2017.05.28金生山(筆者撮影)
ただの砂利採取場のように見えるこの山が岐阜県大垣市にある「日本の古生物学発祥の地※1」金生山(カナブヤマ※2)です。現在では山頂が定かではないほど削り取られているこの山で産出したフズリナ化石を明治7年(1874年)にギュンベル氏(独)が紹介しておられ、これが学術的に記載された日本産化石の初出だそうです。ここから日本の古生物学が始まったと思うとワクワクします。
この山は全体が古生代ペルム紀の化石の塊で、フズリナやサンゴの化石がごろごろ産出します。シカマイヤやウミユリの化石も常識外れに大きく、巨大化の理由がもっと知りたくなります。山の中腹にある大垣市金生山化石館に行けば担当者さんのお時間があるときには詳しい解説をしていただけます。

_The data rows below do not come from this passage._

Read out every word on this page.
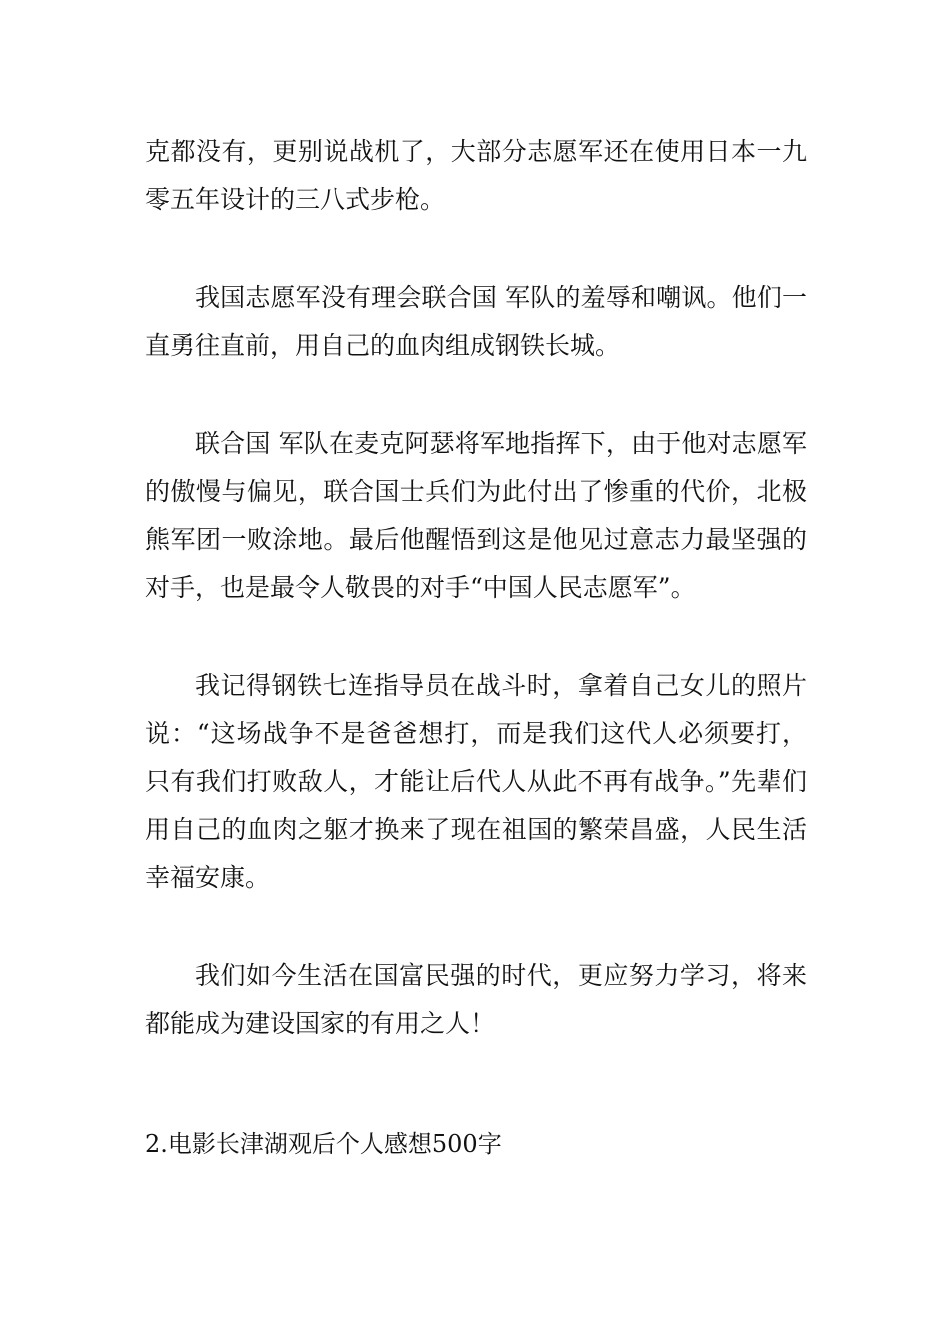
克都没有，更别说战机了，大部分志愿军还在使用日本一九零五年设计的三八式步枪。

我国志愿军没有理会联合国 军队的羞辱和嘲讽。他们一直勇往直前，用自己的血肉组成钢铁长城。

联合国 军队在麦克阿瑟将军地指挥下，由于他对志愿军的傲慢与偏见，联合国士兵们为此付出了惨重的代价，北极熊军团一败涂地。最后他醒悟到这是他见过意志力最坚强的对手，也是最令人敬畏的对手“中国人民志愿军”。

我记得钢铁七连指导员在战斗时，拿着自己女儿的照片说：“这场战争不是爸爸想打，而是我们这代人必须要打，只有我们打败敌人，才能让后代人从此不再有战争。”先辈们用自己的血肉之躯才换来了现在祖国的繁荣昌盛，人民生活幸福安康。

我们如今生活在国富民强的时代，更应努力学习，将来都能成为建设国家的有用之人！

2.电影长津湖观后个人感想500字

あ。注意事項です。基本的に山での化石採掘はできません。金生山は海外でも有名なペルム紀化石の産地であると同時に日本有数の石灰鉱山でもあり、江戸時代から現在にいたるまで採掘が行われているため、当然ながら一般人は鉱山内立ち入り禁止です。明星輪寺という虚空蔵菩薩をご本尊とするお寺も山の中にありますが、これまた当然採掘も採取も禁止です。石灰を掘り尽くして山がなくなる前にこの目で見てみたい!調査したい!という方は金生山化石研究会に加入されると、年1-数回の巡検に参加できます。また、岐阜県博物館主催の地学講座西濃編に参加されると運が良ければ砕石屑から化石探しができたりします。興味を持たれた方は一度お問い合わせください。
岐阜県博物館公式HP
大垣市金生山化石館公式HP
※1 諸説あります。例えば東京帝国大学は明治10年に地質学教室が開設され、
ナウマン教授(ギュンベル氏の弟子)による 指導が始まっているので
「学問発祥の地」である、とか。
※2 通称は「キンショウザン」。